At www.fibaa.org, we give you the opportunity to submit your application for employment to us by e-mail.

a. Types of personal data: The types of data are e-mail addresses incl. the recording of the e-mail on our computers and all the PD contained in your e-mail relating to your application, e.g. title, surname, first name, details from the c.v., reports and similar.

b. Purposes of processing (Art. 13 Sec. 1. c) GDPR): The purpose of processing is the selection of applicants and the possible commencement of an employment contract.

c. Legal basis for processing (Art. 13 Sec. 1. c) GDPR): The legal basis is § 26 Federal Data Protection Law (new), poss. Sec. 6 Sec. 1. b) GDPR (e.g. for application for freelance work).

d. Recipients/Third parties/Transmission to a third country (Art. 13 Sec. 1. e) and f) GDPR): the data will not be transmitted to third parties (Art. 4 No. 10 GDPR), unless the user expressly agrees to this. E-mails are processed on computers within the European Union and there is an agreement for contract processing with the mail host in accordance with Art. 28 GDPR. There is no transfer to third countries, nor is it envisaged. Transmission of PD to state institutions and authorities is only in the context of legal regulations.

e. Deletion periods (Art. 13 Sec. 2. a) GDPR): Data is deleted at the latest two years after the completion of the application process (decision on the consideration or non-consideration of your application), unless (i) the application was successful and the entire application documentation is added to the personnel file (§ 26 Federal Data Protection Law) or (ii) Art. 17 Sec. 3 GDPR applies, in particular if legal retention obligations exist and/or the data is required for legal claims or the exercise or defence of legal claims.

5. Rights of the User (Art. 13 Sec. 2. b) - e), Art. 7 Sec. 3 GDPR)

In accordance with the statutory requirements, the user has the right to know what PD we have stored, Art. 15 GDPR, and the right to have it corrected, Art. 16 GDPR, limitation of processing, Art. 18 GDPR, deletion of data, Art. 17 GDPR.

If the user has exercised the right to correction, deletion or limitation of processing with FIBAA, FIBAA will inform any recipients to whom the PD concerned may have been revealed of this correction, deletion or limitation of processing unless this proves impossible or is associated with inordinate expense.

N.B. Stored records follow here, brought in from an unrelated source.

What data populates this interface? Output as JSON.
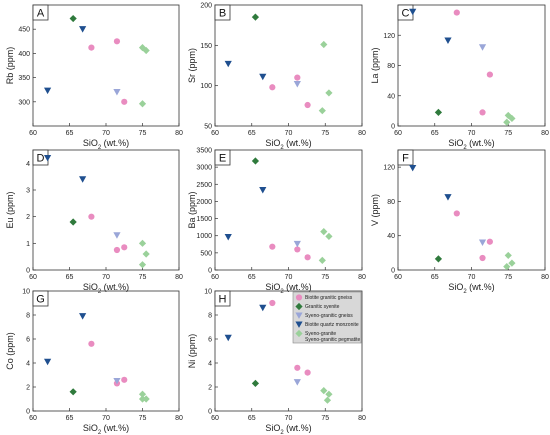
{
  "colors": {
    "biotite_granitic_gneiss": "#e98cc0",
    "granitic_syenite": "#2f7a3c",
    "syeno_granitic_gneiss": "#9aa6d8",
    "biotite_quartz_monzonite": "#1f4f8f",
    "syeno_granite_pegmatite": "#9ad19a"
  },
  "legend": {
    "entries": [
      {
        "key": "biotite_granitic_gneiss",
        "label": "Biotite granitic gneiss",
        "shape": "circle"
      },
      {
        "key": "granitic_syenite",
        "label": "Granitic syenite",
        "shape": "diamond"
      },
      {
        "key": "syeno_granitic_gneiss",
        "label": "Syeno-granitic gneiss",
        "shape": "triangle-down"
      },
      {
        "key": "biotite_quartz_monzonite",
        "label": "Biotite quartz monzonite",
        "shape": "triangle-down"
      },
      {
        "key": "syeno_granite_pegmatite",
        "label": "Syeno-granite\nSyeno-granitic pegmatite",
        "shape": "diamond"
      }
    ]
  },
  "chart_data": [
    {
      "panel": "A",
      "type": "scatter",
      "xlabel": "SiO2 (wt.%)",
      "ylabel": "Rb (ppm)",
      "xlim": [
        60,
        80
      ],
      "ylim": [
        250,
        500
      ],
      "xticks": [
        60,
        65,
        70,
        75,
        80
      ],
      "yticks": [
        300,
        350,
        400,
        450
      ],
      "series": [
        {
          "key": "biotite_granitic_gneiss",
          "x": [
            68,
            71.5,
            72.5
          ],
          "y": [
            412,
            425,
            300
          ]
        },
        {
          "key": "granitic_syenite",
          "x": [
            65.5
          ],
          "y": [
            472
          ]
        },
        {
          "key": "syeno_granitic_gneiss",
          "x": [
            71.5
          ],
          "y": [
            320
          ]
        },
        {
          "key": "biotite_quartz_monzonite",
          "x": [
            62,
            66.8
          ],
          "y": [
            323,
            450
          ]
        },
        {
          "key": "syeno_granite_pegmatite",
          "x": [
            75,
            75.5,
            75
          ],
          "y": [
            412,
            406,
            296
          ]
        }
      ]
    },
    {
      "panel": "B",
      "type": "scatter",
      "xlabel": "SiO2 (wt.%)",
      "ylabel": "Sr (ppm)",
      "xlim": [
        60,
        80
      ],
      "ylim": [
        50,
        200
      ],
      "xticks": [
        60,
        65,
        70,
        75,
        80
      ],
      "yticks": [
        50,
        100,
        150,
        200
      ],
      "series": [
        {
          "key": "biotite_granitic_gneiss",
          "x": [
            67.8,
            71.2,
            72.6
          ],
          "y": [
            98,
            110,
            76
          ]
        },
        {
          "key": "granitic_syenite",
          "x": [
            65.5
          ],
          "y": [
            185
          ]
        },
        {
          "key": "syeno_granitic_gneiss",
          "x": [
            71.2
          ],
          "y": [
            102
          ]
        },
        {
          "key": "biotite_quartz_monzonite",
          "x": [
            61.8,
            66.5
          ],
          "y": [
            127,
            111
          ]
        },
        {
          "key": "syeno_granite_pegmatite",
          "x": [
            74.8,
            75.5,
            74.6
          ],
          "y": [
            151,
            91,
            69
          ]
        }
      ]
    },
    {
      "panel": "C",
      "type": "scatter",
      "xlabel": "SiO2 (wt.%)",
      "ylabel": "La (ppm)",
      "xlim": [
        60,
        80
      ],
      "ylim": [
        0,
        160
      ],
      "xticks": [
        60,
        65,
        70,
        75,
        80
      ],
      "yticks": [
        0,
        40,
        80,
        120
      ],
      "series": [
        {
          "key": "biotite_granitic_gneiss",
          "x": [
            68,
            71.5,
            72.5
          ],
          "y": [
            150,
            18,
            68
          ]
        },
        {
          "key": "granitic_syenite",
          "x": [
            65.5
          ],
          "y": [
            18
          ]
        },
        {
          "key": "syeno_granitic_gneiss",
          "x": [
            71.5
          ],
          "y": [
            104
          ]
        },
        {
          "key": "biotite_quartz_monzonite",
          "x": [
            62,
            66.8
          ],
          "y": [
            151,
            113
          ]
        },
        {
          "key": "syeno_granite_pegmatite",
          "x": [
            75,
            75.5,
            74.8
          ],
          "y": [
            14,
            10,
            5
          ]
        }
      ]
    },
    {
      "panel": "D",
      "type": "scatter",
      "xlabel": "SiO2 (wt.%)",
      "ylabel": "Eu (ppm)",
      "xlim": [
        60,
        80
      ],
      "ylim": [
        0,
        4.5
      ],
      "xticks": [
        60,
        65,
        70,
        75,
        80
      ],
      "yticks": [
        0,
        1,
        2,
        3,
        4
      ],
      "series": [
        {
          "key": "biotite_granitic_gneiss",
          "x": [
            68,
            71.5,
            72.5
          ],
          "y": [
            2.0,
            0.75,
            0.85
          ]
        },
        {
          "key": "granitic_syenite",
          "x": [
            65.5
          ],
          "y": [
            1.8
          ]
        },
        {
          "key": "syeno_granitic_gneiss",
          "x": [
            71.5
          ],
          "y": [
            1.3
          ]
        },
        {
          "key": "biotite_quartz_monzonite",
          "x": [
            62,
            66.8
          ],
          "y": [
            4.2,
            3.4
          ]
        },
        {
          "key": "syeno_granite_pegmatite",
          "x": [
            75,
            75.5,
            75
          ],
          "y": [
            1.0,
            0.6,
            0.2
          ]
        }
      ]
    },
    {
      "panel": "E",
      "type": "scatter",
      "xlabel": "SiO2 (wt.%)",
      "ylabel": "Ba (ppm)",
      "xlim": [
        60,
        80
      ],
      "ylim": [
        0,
        3500
      ],
      "xticks": [
        60,
        65,
        70,
        75,
        80
      ],
      "yticks": [
        0,
        500,
        1000,
        1500,
        2000,
        2500,
        3000,
        3500
      ],
      "series": [
        {
          "key": "biotite_granitic_gneiss",
          "x": [
            67.8,
            71.2,
            72.6
          ],
          "y": [
            680,
            600,
            370
          ]
        },
        {
          "key": "granitic_syenite",
          "x": [
            65.5
          ],
          "y": [
            3180
          ]
        },
        {
          "key": "syeno_granitic_gneiss",
          "x": [
            71.2
          ],
          "y": [
            760
          ]
        },
        {
          "key": "biotite_quartz_monzonite",
          "x": [
            61.8,
            66.5
          ],
          "y": [
            960,
            2330
          ]
        },
        {
          "key": "syeno_granite_pegmatite",
          "x": [
            74.8,
            75.5,
            74.6
          ],
          "y": [
            1120,
            980,
            280
          ]
        }
      ]
    },
    {
      "panel": "F",
      "type": "scatter",
      "xlabel": "SiO2 (wt.%)",
      "ylabel": "V (ppm)",
      "xlim": [
        60,
        80
      ],
      "ylim": [
        0,
        140
      ],
      "xticks": [
        60,
        65,
        70,
        75,
        80
      ],
      "yticks": [
        0,
        40,
        80,
        120
      ],
      "series": [
        {
          "key": "biotite_granitic_gneiss",
          "x": [
            68,
            71.5,
            72.5
          ],
          "y": [
            66,
            14,
            33
          ]
        },
        {
          "key": "granitic_syenite",
          "x": [
            65.5
          ],
          "y": [
            13
          ]
        },
        {
          "key": "syeno_granitic_gneiss",
          "x": [
            71.5
          ],
          "y": [
            32
          ]
        },
        {
          "key": "biotite_quartz_monzonite",
          "x": [
            62,
            66.8
          ],
          "y": [
            119,
            85
          ]
        },
        {
          "key": "syeno_granite_pegmatite",
          "x": [
            75,
            75.5,
            74.8
          ],
          "y": [
            17,
            8,
            4
          ]
        }
      ]
    },
    {
      "panel": "G",
      "type": "scatter",
      "xlabel": "SiO2 (wt.%)",
      "ylabel": "Co (ppm)",
      "xlim": [
        60,
        80
      ],
      "ylim": [
        0,
        10
      ],
      "xticks": [
        60,
        65,
        70,
        75,
        80
      ],
      "yticks": [
        0,
        2,
        4,
        6,
        8,
        10
      ],
      "series": [
        {
          "key": "biotite_granitic_gneiss",
          "x": [
            68,
            71.5,
            72.5
          ],
          "y": [
            5.6,
            2.3,
            2.6
          ]
        },
        {
          "key": "granitic_syenite",
          "x": [
            65.5
          ],
          "y": [
            1.6
          ]
        },
        {
          "key": "syeno_granitic_gneiss",
          "x": [
            71.5
          ],
          "y": [
            2.5
          ]
        },
        {
          "key": "biotite_quartz_monzonite",
          "x": [
            62,
            66.8
          ],
          "y": [
            4.1,
            7.9
          ]
        },
        {
          "key": "syeno_granite_pegmatite",
          "x": [
            75,
            75.5,
            75
          ],
          "y": [
            1.4,
            1.0,
            1.0
          ]
        }
      ]
    },
    {
      "panel": "H",
      "type": "scatter",
      "xlabel": "SiO2 (wt.%)",
      "ylabel": "Ni (ppm)",
      "xlim": [
        60,
        80
      ],
      "ylim": [
        0,
        10
      ],
      "xticks": [
        60,
        65,
        70,
        75,
        80
      ],
      "yticks": [
        0,
        2,
        4,
        6,
        8,
        10
      ],
      "series": [
        {
          "key": "biotite_granitic_gneiss",
          "x": [
            67.8,
            71.2,
            72.6
          ],
          "y": [
            9.0,
            3.6,
            3.2
          ]
        },
        {
          "key": "granitic_syenite",
          "x": [
            65.5
          ],
          "y": [
            2.3
          ]
        },
        {
          "key": "syeno_granitic_gneiss",
          "x": [
            71.2
          ],
          "y": [
            2.4
          ]
        },
        {
          "key": "biotite_quartz_monzonite",
          "x": [
            61.8,
            66.5
          ],
          "y": [
            6.1,
            8.6
          ]
        },
        {
          "key": "syeno_granite_pegmatite",
          "x": [
            74.8,
            75.5,
            75.3
          ],
          "y": [
            1.7,
            1.4,
            0.9
          ]
        }
      ]
    }
  ]
}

The user also has the right to revoke consent given under (Art. 7, Art. 6 Sec. 1. a) GDPR), Art. 7 Sec. 3 GDPR). The proper revocation of consent does not affect the legality of data collected up to then.

The user also has the right to object at any time to the processing of PD concerning the user on the basis of Art. 6 Sec. 1e or 1f GDPR for reasons resulting from the user’s particular situation, Art. 21 GDPR.

In accordance with the statutory requirements, the user also has the right to receive his or her PD provided to the FIBAA in a structured accessible and machine-readable format (right to data transferability, Art. 20 GDPR).

To exercise these rights, the user should contact the offices named under point 1 or 2.

In accordance with the statutory requirements, the user also has the right to complain to a supervising authority, Art. 77 GDPR.